Mitchell Fink wrote in the Daily News that Lopez and Combs are pfffft — over. So what about Puffy? Well, he still has two children by two different mothers and a huge entourage, so he won't be lonely.
I am told that prosecutor Matthew Bogdanus is determined to see Combs get some kind of real punishment from this trial. But ah, how different New York is from Los Angeles: No cameras or paparazzi in the courtroom, and a strictly enforced gag order. You remember Judge Ito's gag order in the O.J. Simpson case: It lasted maybe 20 minutes.
Movie star Sam Neill came to Park City, Utah, for an indie film he's in called The Dish. Low-profile and subdued, Neill is nevertheless a star. He was in the first Jurassic Park film and on July 18 he'll appear as Dr. Alan Grant again in the third installment. And that should be it for the dinosaur series.
"We signed for three originally," he told me the other night. "No more. There are no plans for a fourth."
Although the movies made him well known, he's been in a lot of other hits including A Cry in the Dark, The Piano, Dead Calm, Sirens, The Horse Whisperer, and the great British mini-series Reilly: The Ace of Spies.
As for the former, Neill conceded that he doesn't understand how the line: "A dingo ate my baby!" has become such a popular punch line in comedy routines. "I mean, it's not funny," he said. "It's really sick."
Nevertheless, even he gets a laugh out of it now. As for his co-star Meryl Streep, "You know she had an absolutely perfect Australian accent. It was amazing." Yes, we know, we know ...
(A little gossip: Neill was one of the guests at Premiere magazine's very hot cocktail party Monday night. So was Bruce Dern, father of Laura Dern, who co-stars with Neill in Jurassic Park and JP3. When I mentioned Laura's name to Dern père, he kind of grimaced and walked away. Later he seemed uninterested in talking even with Neill. What this is about, I don't know, but the follically-challenged Dern also managed to sport what seemed to be a double baseball cap, and kept his coat on during the party even while he ate.)
So what of Neill now? He's done very well thanks to Jurassic Park. He has two homes, one in Australia and one in New Zealand. He has a winery in the latter country, called Two Paddocks, that has a Web site.
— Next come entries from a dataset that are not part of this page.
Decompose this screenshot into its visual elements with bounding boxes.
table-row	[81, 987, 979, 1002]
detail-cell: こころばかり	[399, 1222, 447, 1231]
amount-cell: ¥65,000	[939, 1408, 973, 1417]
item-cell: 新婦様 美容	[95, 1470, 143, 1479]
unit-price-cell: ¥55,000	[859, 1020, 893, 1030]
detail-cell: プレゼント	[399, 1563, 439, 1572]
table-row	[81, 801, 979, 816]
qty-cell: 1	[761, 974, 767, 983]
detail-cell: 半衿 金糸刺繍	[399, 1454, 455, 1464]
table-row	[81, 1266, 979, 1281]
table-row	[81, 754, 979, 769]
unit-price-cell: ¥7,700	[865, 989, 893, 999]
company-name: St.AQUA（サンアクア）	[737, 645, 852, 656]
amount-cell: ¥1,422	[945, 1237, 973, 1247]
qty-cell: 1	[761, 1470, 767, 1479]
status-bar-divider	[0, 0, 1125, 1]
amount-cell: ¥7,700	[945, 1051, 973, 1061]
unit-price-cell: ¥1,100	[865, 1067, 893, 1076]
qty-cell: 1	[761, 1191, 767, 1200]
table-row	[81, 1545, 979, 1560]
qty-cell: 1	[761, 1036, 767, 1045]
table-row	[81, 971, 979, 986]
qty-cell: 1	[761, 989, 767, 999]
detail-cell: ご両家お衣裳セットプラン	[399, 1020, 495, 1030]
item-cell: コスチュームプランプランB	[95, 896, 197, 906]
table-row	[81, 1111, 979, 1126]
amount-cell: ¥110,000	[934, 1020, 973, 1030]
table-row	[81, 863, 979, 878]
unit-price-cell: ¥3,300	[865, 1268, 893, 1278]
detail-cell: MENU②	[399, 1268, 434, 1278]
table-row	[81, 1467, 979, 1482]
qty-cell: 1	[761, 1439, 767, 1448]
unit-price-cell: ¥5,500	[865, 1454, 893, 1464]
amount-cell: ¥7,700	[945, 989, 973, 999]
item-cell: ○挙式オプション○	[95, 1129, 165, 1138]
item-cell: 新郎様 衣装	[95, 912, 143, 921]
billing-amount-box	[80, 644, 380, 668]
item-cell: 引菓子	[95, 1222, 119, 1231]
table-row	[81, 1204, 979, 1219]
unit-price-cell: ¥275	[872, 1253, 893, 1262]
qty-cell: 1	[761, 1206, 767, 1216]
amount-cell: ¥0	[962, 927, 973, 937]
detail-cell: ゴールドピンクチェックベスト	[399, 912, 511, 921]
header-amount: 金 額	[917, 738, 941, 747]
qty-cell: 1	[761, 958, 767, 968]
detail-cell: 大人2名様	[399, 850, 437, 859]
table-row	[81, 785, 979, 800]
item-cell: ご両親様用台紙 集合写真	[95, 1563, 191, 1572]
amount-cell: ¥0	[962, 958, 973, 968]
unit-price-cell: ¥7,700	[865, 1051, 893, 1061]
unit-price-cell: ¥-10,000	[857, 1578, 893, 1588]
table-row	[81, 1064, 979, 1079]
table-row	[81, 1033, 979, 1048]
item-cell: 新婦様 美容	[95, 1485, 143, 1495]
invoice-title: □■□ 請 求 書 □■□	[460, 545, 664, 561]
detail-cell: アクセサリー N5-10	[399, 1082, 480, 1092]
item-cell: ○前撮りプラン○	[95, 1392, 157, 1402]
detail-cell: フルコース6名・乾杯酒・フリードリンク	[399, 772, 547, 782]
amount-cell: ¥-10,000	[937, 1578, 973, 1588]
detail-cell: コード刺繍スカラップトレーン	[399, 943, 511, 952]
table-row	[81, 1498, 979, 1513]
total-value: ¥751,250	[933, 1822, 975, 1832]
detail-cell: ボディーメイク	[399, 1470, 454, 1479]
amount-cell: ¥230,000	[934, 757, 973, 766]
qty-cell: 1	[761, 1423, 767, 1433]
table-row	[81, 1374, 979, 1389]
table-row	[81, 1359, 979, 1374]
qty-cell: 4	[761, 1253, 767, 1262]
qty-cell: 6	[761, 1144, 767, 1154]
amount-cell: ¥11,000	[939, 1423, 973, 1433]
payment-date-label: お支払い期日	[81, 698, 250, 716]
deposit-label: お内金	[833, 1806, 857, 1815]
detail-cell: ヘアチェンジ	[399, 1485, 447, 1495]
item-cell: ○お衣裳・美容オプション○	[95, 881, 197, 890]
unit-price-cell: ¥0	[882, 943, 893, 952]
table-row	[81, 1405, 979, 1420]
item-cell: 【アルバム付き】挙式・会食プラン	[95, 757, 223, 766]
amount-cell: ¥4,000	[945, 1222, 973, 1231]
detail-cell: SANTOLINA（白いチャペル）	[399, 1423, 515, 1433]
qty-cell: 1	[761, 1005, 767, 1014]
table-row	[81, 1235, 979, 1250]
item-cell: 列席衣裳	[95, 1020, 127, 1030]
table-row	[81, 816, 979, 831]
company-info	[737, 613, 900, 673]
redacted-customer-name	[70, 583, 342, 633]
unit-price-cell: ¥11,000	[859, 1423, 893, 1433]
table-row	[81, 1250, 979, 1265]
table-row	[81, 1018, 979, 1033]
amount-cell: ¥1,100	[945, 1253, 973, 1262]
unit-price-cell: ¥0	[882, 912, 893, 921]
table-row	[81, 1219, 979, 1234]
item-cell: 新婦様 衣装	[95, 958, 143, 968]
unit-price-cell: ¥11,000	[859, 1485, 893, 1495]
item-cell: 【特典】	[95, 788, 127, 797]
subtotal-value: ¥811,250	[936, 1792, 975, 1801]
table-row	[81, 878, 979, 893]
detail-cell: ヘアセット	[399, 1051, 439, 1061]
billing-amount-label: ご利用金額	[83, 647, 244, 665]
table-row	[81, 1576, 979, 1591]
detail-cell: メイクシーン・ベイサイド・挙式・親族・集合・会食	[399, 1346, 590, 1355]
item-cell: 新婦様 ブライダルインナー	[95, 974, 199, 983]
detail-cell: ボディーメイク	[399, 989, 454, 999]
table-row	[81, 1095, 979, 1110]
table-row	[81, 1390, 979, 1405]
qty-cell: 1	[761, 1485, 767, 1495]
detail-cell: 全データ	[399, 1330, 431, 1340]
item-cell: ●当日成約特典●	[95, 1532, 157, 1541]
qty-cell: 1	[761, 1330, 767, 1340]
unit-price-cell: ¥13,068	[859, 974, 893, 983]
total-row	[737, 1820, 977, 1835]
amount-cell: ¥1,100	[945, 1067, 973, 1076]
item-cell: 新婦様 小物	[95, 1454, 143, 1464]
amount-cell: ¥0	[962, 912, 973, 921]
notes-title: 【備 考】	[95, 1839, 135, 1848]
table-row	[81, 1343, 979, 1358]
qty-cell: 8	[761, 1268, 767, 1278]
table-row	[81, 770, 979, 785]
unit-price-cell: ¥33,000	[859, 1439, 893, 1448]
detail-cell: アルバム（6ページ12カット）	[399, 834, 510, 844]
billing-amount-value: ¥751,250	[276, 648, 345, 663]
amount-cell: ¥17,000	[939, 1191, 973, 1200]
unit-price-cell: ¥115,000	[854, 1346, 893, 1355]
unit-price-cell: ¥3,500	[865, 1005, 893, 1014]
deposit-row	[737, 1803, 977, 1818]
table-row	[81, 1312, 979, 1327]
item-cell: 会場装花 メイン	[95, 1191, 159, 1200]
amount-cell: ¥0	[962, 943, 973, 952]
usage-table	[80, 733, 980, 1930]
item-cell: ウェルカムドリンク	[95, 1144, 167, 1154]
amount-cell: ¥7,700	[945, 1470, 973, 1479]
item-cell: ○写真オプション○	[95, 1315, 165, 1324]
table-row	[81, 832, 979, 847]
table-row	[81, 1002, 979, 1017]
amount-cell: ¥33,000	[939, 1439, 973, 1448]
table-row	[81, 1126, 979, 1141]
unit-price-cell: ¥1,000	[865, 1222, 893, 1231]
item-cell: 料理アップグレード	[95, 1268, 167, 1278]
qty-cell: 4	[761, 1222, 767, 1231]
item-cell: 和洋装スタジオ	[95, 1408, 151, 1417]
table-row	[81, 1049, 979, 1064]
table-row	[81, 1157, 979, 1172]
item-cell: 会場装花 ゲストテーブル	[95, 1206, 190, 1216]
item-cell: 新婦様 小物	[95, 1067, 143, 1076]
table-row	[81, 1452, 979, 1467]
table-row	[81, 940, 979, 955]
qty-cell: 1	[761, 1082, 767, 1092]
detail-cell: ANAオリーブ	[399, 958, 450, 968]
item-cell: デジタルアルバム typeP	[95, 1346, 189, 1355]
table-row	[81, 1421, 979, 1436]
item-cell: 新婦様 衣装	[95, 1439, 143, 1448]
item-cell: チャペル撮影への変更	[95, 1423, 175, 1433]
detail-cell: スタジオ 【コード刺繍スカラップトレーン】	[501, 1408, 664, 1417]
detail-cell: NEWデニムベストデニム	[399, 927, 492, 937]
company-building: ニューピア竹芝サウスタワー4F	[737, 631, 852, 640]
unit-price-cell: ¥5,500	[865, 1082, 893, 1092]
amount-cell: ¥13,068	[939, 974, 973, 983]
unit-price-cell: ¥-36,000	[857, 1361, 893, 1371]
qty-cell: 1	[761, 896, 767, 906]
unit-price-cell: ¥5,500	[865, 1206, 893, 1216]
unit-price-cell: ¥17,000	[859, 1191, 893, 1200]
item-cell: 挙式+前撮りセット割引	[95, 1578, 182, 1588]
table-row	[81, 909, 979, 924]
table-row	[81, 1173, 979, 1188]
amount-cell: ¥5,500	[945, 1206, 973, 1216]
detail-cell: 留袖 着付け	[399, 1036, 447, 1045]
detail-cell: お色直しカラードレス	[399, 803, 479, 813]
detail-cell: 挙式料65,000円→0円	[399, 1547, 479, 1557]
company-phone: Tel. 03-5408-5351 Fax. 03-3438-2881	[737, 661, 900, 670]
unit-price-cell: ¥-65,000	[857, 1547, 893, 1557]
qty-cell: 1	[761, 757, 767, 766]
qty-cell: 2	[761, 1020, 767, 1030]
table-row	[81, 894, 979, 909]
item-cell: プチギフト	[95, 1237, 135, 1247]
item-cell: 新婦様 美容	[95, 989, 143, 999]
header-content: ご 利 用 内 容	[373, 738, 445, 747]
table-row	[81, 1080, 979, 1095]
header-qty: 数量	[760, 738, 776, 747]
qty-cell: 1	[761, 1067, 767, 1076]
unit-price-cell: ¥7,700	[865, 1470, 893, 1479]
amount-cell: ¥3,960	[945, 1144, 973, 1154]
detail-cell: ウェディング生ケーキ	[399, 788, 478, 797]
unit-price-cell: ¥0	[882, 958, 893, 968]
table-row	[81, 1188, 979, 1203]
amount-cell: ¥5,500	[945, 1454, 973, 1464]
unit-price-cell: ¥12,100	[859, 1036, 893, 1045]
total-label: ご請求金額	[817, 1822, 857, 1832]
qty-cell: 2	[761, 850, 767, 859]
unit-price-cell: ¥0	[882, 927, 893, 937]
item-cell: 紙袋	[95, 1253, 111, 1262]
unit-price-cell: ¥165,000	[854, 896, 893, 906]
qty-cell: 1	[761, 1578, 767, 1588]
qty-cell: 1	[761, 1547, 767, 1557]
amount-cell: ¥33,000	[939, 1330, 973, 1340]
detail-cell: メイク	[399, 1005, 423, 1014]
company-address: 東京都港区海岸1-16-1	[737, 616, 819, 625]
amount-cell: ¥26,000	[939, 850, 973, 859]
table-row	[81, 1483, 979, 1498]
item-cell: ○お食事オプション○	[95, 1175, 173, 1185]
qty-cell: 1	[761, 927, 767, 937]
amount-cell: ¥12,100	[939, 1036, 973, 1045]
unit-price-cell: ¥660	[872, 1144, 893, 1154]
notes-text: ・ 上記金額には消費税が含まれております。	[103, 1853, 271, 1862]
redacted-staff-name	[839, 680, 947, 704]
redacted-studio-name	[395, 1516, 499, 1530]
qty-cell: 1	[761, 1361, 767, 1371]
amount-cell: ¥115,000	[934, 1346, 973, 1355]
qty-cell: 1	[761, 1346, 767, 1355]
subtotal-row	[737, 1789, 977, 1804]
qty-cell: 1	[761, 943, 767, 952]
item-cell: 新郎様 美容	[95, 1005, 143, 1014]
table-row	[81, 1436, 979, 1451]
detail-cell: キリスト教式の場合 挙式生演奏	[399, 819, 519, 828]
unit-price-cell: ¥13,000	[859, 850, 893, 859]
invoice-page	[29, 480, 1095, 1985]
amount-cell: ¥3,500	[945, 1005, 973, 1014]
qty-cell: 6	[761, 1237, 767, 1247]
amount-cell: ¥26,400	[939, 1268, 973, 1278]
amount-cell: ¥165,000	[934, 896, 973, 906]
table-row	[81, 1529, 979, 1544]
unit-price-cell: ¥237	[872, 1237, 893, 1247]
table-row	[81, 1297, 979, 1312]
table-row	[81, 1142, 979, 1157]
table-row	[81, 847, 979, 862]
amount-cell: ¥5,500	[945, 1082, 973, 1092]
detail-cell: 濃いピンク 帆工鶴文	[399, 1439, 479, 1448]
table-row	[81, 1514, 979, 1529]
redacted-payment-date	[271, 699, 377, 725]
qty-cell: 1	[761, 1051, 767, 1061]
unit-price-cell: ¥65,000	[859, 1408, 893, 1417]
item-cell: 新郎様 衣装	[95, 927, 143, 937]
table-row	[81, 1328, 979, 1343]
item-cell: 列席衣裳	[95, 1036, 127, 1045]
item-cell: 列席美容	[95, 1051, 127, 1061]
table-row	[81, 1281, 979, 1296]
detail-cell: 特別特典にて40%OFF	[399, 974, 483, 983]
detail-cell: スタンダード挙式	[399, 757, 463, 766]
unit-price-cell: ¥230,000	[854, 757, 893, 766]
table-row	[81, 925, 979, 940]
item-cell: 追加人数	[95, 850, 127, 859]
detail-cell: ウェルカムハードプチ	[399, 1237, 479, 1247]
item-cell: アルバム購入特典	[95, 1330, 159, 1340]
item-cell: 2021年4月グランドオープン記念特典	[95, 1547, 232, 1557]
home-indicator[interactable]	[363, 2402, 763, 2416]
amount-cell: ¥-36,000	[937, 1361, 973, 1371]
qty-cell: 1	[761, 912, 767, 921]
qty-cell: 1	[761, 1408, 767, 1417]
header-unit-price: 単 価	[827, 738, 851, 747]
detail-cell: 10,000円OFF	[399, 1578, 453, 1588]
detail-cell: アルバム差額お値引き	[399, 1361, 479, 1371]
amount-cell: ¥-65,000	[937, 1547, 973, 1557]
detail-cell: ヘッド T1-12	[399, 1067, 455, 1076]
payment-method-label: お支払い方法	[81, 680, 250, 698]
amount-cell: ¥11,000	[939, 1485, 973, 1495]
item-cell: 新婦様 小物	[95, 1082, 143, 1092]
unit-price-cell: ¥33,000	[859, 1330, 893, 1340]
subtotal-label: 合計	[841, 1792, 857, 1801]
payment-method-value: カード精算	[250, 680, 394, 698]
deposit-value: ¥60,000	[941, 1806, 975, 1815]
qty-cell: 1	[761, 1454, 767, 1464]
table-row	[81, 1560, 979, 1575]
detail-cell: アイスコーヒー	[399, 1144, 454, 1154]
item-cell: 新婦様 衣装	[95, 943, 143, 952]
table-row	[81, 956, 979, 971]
And when the Jurassic Park producers sent him a large motorized raptor, Neill was able to employ some skills his character was supposed to know, "The thing was all bent out of shape when it arrived, but I was able to bang it back together."
And he is happy that he's never actually been a movie star.
"I've never been red-hot," he joked. "I've always been sort of medium, tepid. It's much better that way. I can't imagine what being really hot would be like."
David Boies, the incredibly gifted lawyer who beat Bill Gates but couldn't save Al Gore, has signed a book deal. Boies will write his memoirs for Tina Brown at Talk/Miramax books.
Brown sent out a press release with a good quote: "David Boies is General Patton in a suit." Indeed, Boies has been of interest to this writer for some time. If his book details in layman's terms how he navigated the Microsoft suit for the Justice Department, it should be very interesting reading.
Boies, of course, was unsuccessful in his efforts to help Al Gore overturn the voter results in Florida. Whether or not you agree or disagree with what happened there, an inside look at all things chad is guaranteed hot stuff. Boies also prosecuted Michael Milken and defended CBS against Gen. William Westmoreland in famous cases.